Bei Jörg Failmezger versucht eine überlebensgroße, wuchtige Frauengestalt („Mutter Erde“) mit den Maßen der „Venus vom Hohle Fels“ als Gewichtheberin aus der Hocke zwei Schrottautos zu stemmen. Die gewaltige Kraft der Natur betonen andere Arbeiten: Harry Bergmann hat aus Diabas, einem Basaltstein, der gut zu bearbeiten ist, Blätter gestaltet („Flora“), die energisch und selbstbewusst aus dem Schrott wachsen.
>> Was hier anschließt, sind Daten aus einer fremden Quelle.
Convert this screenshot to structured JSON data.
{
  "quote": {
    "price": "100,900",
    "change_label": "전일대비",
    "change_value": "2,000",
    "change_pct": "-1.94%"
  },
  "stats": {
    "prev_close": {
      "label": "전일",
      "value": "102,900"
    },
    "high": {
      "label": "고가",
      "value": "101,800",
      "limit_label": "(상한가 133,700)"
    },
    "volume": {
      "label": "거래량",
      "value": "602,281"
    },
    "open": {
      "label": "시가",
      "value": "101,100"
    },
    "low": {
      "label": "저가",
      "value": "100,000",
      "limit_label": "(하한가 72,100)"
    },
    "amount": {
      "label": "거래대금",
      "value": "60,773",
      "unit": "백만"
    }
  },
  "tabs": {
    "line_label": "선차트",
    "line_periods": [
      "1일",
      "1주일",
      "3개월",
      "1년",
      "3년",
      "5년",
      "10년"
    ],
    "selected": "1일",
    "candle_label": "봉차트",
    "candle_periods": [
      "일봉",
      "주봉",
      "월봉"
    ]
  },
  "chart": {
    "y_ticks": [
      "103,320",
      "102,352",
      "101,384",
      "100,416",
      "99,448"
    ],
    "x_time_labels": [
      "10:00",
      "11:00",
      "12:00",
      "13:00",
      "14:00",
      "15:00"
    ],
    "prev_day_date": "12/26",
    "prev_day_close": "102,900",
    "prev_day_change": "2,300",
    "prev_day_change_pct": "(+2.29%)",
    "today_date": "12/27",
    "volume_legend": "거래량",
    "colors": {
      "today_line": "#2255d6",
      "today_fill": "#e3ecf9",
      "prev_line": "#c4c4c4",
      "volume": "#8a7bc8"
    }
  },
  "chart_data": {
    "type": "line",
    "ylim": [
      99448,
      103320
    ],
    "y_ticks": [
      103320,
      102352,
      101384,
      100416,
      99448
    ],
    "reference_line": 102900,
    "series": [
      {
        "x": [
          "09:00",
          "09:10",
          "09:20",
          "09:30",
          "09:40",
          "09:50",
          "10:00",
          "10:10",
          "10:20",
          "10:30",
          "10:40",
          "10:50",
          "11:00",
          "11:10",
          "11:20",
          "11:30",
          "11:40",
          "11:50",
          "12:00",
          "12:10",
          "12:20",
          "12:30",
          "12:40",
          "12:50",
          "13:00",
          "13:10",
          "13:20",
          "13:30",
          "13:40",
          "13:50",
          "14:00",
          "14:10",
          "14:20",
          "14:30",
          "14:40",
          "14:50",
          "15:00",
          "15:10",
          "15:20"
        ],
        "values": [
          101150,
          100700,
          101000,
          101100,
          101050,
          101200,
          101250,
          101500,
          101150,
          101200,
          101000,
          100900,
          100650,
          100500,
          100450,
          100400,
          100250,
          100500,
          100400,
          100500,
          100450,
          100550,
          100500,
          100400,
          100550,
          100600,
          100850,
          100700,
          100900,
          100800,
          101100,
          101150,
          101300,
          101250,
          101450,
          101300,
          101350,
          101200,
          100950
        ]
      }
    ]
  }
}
Auch Till Boegel setzt auf die Kraft der Natur: In seiner „Keimung“ drängt ein zarter machtvoller Keimling dem Licht entgegen – ein „Stein in Bewegung“, wie Ossowski formuliert.

Dass diese Widerständigkeit auch Menschen eigen sein kann, zeigt Jochen Flogaus: „Befreiung“ – eine weibliche Büste quält sich unter dem Schrottauto hervor. „Galionsfigur“? „Die Siegesgöttin Nike“? Christina Ossowski gibt die Frage an das Publikum weiter – der Künstler selbst will es offen lassen – und eine Besucherin meint: die Frau, die viele Lasten zu tragen hat... Welchen Weg der Mensch letztlich geht, bleibt ungewiss. Thomas Dittus („Veränderung“) zeigt ein Tor, das einzustürzen droht. Ossowski zitiert dazu die Bibel: „Das Tor zum Leben ist eng und schmal, nur wenige finden den Eingang.“

Auseinadersetzung zwischen Natur und Technik

Manche Künstler stellen in ihren Skulpturen auch regionale Bezüge her: Andreas Geisselhardt und Boris Jourdan („Ein Stück aus der Geschichte“) spielen auf die Necknamen der Eltinger („Esel“) und der Leonberger („Schnock“) an, und Herbert Wink („Pferdestärke“) verknüpft die Rolle der Pferde für Leonberg und für das Auto, das immer noch PS misst.

Dass in der Auseinandersetzung zwischen Natur und Technik auch höhere Wesen mitspielen, zeigt Carl Vogt („Engelsflügel“). Auf dem Schrottwürfel liegt ein zarter Engelsflügel, wie unterwegs verloren – und doch scheint er mit himmlischer Macht das Auto zu erdrücken. Das imponierende Kunstprojekt der Steinmetze und Steinbildhauer präsentiert so mit Natur-Steinen einen hilflosen Protest gegen die Beherrschung der Natur.